Les administrateurs de la Banque mondiale examinent le cas Wolfowitz

Washington — Malgré ses excuses publiques, Paul Wolfowitz n'est pas certain de sauver son poste à la tête de la Banque mondiale. Le conseil d'administration de l'institution internationale se penchait hier sur son cas et a promis de prendre une décision «rapidement» sur l'avenir de son patron.

Le scandale a éclaté après les révélations sur la généreuse augmentation de salaire accordée par l'Américain Paul Wolfowitz à une employée, Shaha Riza, avec qui il entretient une relation amoureuse.

Hier, les directeurs généraux de la Banque mondiale profitaient du début de la session de printemps de leur institution et du Fonds monétaire international (FMI) à Washington pour débattre de l'affaire Wolfowitz.

Dans un communiqué, l'institution a précisé que les «directeurs généraux agiront rapidement pour parvenir à une conclusion sur de possibles mesures à prendre», sans toutefois fournir de date précise. Paul Wolfowitz a déjà annoncé qu'il accepterait «toute solution qu'ils proposeront».

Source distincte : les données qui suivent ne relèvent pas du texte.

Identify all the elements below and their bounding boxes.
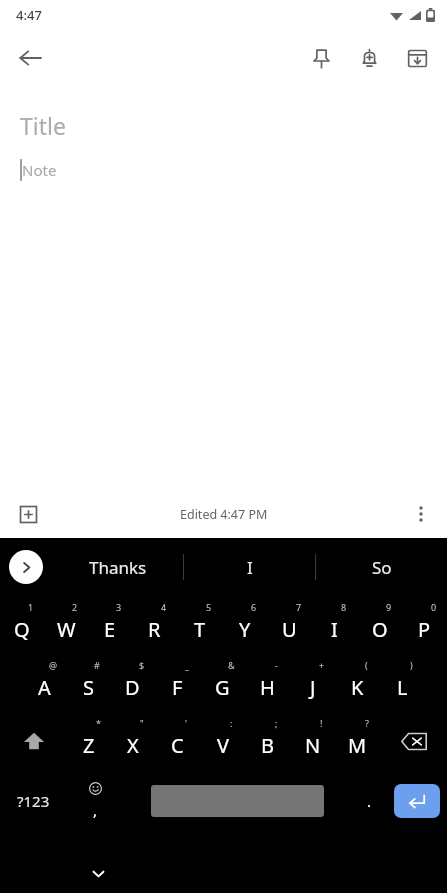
staticText: O: [372, 616, 388, 643]
staticText: Thanks: [89, 556, 147, 579]
button[interactable]: ;: [245, 712, 290, 770]
button[interactable]: :: [200, 712, 245, 770]
button[interactable]: Space: [124, 770, 351, 832]
staticText: :: [230, 717, 233, 729]
button[interactable]: Add reminder: [345, 34, 393, 82]
staticText: R: [148, 616, 161, 643]
staticText: S: [83, 674, 94, 701]
button[interactable]: More suggestions: [9, 550, 43, 584]
button[interactable]: Thanks: [52, 538, 183, 596]
staticText: Note: [22, 160, 57, 180]
button[interactable]: _: [155, 654, 200, 712]
staticText: V: [217, 732, 229, 759]
button[interactable]: Enter: [387, 770, 447, 832]
staticText: 9: [386, 601, 392, 613]
button[interactable]: 2: [44, 596, 88, 654]
staticText: !: [320, 717, 323, 729]
staticText: 0: [431, 601, 437, 613]
staticText: G: [215, 674, 230, 701]
staticText: 5: [206, 601, 212, 613]
staticText: E: [104, 616, 116, 643]
button[interactable]: I: [184, 538, 315, 596]
button[interactable]: Add: [8, 494, 48, 534]
staticText: I: [247, 556, 253, 579]
button[interactable]: 1: [0, 596, 44, 654]
button[interactable]: Back: [6, 34, 54, 82]
button[interactable]: More options: [401, 494, 441, 534]
staticText: Title: [20, 110, 66, 141]
staticText: 8: [341, 601, 347, 613]
button[interactable]: @: [22, 654, 66, 712]
staticText: D: [125, 674, 140, 701]
button[interactable]: *: [67, 712, 111, 770]
button[interactable]: ?123: [0, 770, 67, 832]
staticText: J: [310, 674, 316, 701]
staticText: B: [261, 732, 274, 759]
button[interactable]: ?: [335, 712, 380, 770]
button[interactable]: ': [155, 712, 200, 770]
staticText: $: [139, 659, 145, 671]
button[interactable]: 4: [132, 596, 177, 654]
button[interactable]: .: [351, 770, 387, 832]
button[interactable]: Emoji and comma: [67, 770, 124, 832]
staticText: Edited 4:47 PM: [180, 506, 268, 523]
button[interactable]: Hide keyboard: [80, 855, 116, 891]
staticText: ): [410, 659, 413, 671]
staticText: So: [372, 556, 392, 579]
staticText: &: [228, 659, 235, 671]
button[interactable]: ": [111, 712, 155, 770]
button[interactable]: -: [245, 654, 290, 712]
staticText: ': [185, 717, 188, 729]
button[interactable]: !: [290, 712, 335, 770]
staticText: +: [319, 659, 325, 671]
button[interactable]: 5: [177, 596, 222, 654]
staticText: Z: [83, 732, 95, 759]
staticText: U: [282, 616, 297, 643]
staticText: ,: [93, 800, 98, 820]
staticText: .: [367, 791, 372, 811]
button[interactable]: Pin: [297, 34, 345, 82]
staticText: ;: [275, 717, 278, 729]
staticText: #: [94, 659, 100, 671]
staticText: 7: [296, 601, 302, 613]
staticText: ": [140, 717, 144, 729]
staticText: C: [171, 732, 184, 759]
staticText: 6: [251, 601, 257, 613]
staticText: (: [365, 659, 368, 671]
staticText: Q: [14, 616, 30, 643]
staticText: N: [305, 732, 321, 759]
button[interactable]: 7: [267, 596, 312, 654]
staticText: _: [185, 659, 189, 671]
staticText: F: [172, 674, 183, 701]
staticText: -: [275, 659, 278, 671]
staticText: Y: [239, 616, 251, 643]
button[interactable]: (: [335, 654, 380, 712]
button[interactable]: So: [316, 538, 447, 596]
button[interactable]: Archive: [393, 34, 441, 82]
staticText: 3: [116, 601, 122, 613]
button[interactable]: $: [110, 654, 155, 712]
staticText: @: [49, 659, 58, 671]
staticText: 4:47: [16, 6, 42, 24]
staticText: K: [351, 674, 364, 701]
staticText: I: [331, 616, 338, 643]
button[interactable]: 9: [357, 596, 402, 654]
staticText: A: [38, 674, 51, 701]
button[interactable]: 3: [88, 596, 132, 654]
staticText: 1: [28, 601, 34, 613]
button[interactable]: 6: [222, 596, 267, 654]
button[interactable]: 8: [312, 596, 357, 654]
button[interactable]: &: [200, 654, 245, 712]
staticText: T: [194, 616, 206, 643]
staticText: *: [96, 717, 101, 729]
staticText: ?: [365, 717, 369, 729]
staticText: L: [397, 674, 408, 701]
button[interactable]: 0: [402, 596, 447, 654]
staticText: H: [260, 674, 275, 701]
button[interactable]: ): [380, 654, 425, 712]
button[interactable]: #: [66, 654, 110, 712]
button[interactable]: +: [290, 654, 335, 712]
button[interactable]: Shift: [0, 712, 67, 770]
button[interactable]: Backspace: [380, 712, 447, 770]
staticText: 2: [72, 601, 78, 613]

Lors d'une conférence de presse jeudi à Washington, Paul Wolfowitz a reconnu avoir commis une «erreur» en favorisant sa compagne. Mais ces excuses publiques n'ont pas suffi à calmer la polémique ni à apaiser la colère du personnel de la Banque mondiale, qui craint que ce scandale n'éclabousse l'image de toute l'institution.

Ainsi, l'association des employés de la Banque mondiale a officiellement réclamé la démission de son président. «Le président doit reconnaître que sa conduite compromet l'intégrité et l'efficacité de la Banque mondiale et détruit la confiance du personnel en sa direction, a déclaré l'association dans un communiqué publié jeudi. Il doit agir avec honneur et démissionner.»

Shaha Riza s'explique

Dans un document rendu public hier par la Banque mondiale, Shaha Riza se présente comme la victime de cette affaire. «Je suis à présent victimisée pour avoir accepté un arrangement que je désapprouvais [au départ]», a expliqué cette intime de M. Wolfowitz dans une note remise au comité ad hoc de la Banque mondiale chargé d'examiner les circonstances de son transfert.

En septembre 2005, peu après l'arrivée de Paul Wolfowitz à la présidence de la Banque mondiale, Shaha Riza, une collaboratrice de l'institution, a été nommée

à un poste au département d'État américain, conformément à la règle qui interdit à un dirigeant ou un cadre d'avoir une relation amoureuse avec un de ses subordonnés.

Ce que l'on reproche à Paul Wolfowitz — et qu'il a reconnu —, c'est d'avoir permis simultanément à sa compagne de conserver ses émoluments à la Banque mondiale, qui plus est avec une forte augmentation de salaire à sa demande.

Selon le Government Accountability Project, un organisme indépendant, Shaha Riza a perçu des émoluments annuels de 193 590 $, comprenant une forte hausse accordée par Paul Wolfowitz.

La nomination de Paul Wolfowitz à la tête de la Banque mondiale à l'été 2005 sur proposition du président américain George W. Bush a soulevé de vives critiques dans la mesure où il était jusqu'alors numéro deux du Pentagone et avait été, à ce titre, l'un des principaux architectes de la guerre en Irak.

Malgré la tempête suscitée par le scandale actuel, le président Bush continue de le soutenir. «Bien sûr, le président Wolfowitz a notre entière confiance», a déclaré jeudi Tony Fratto, porte-parole de la Maison-Blanche.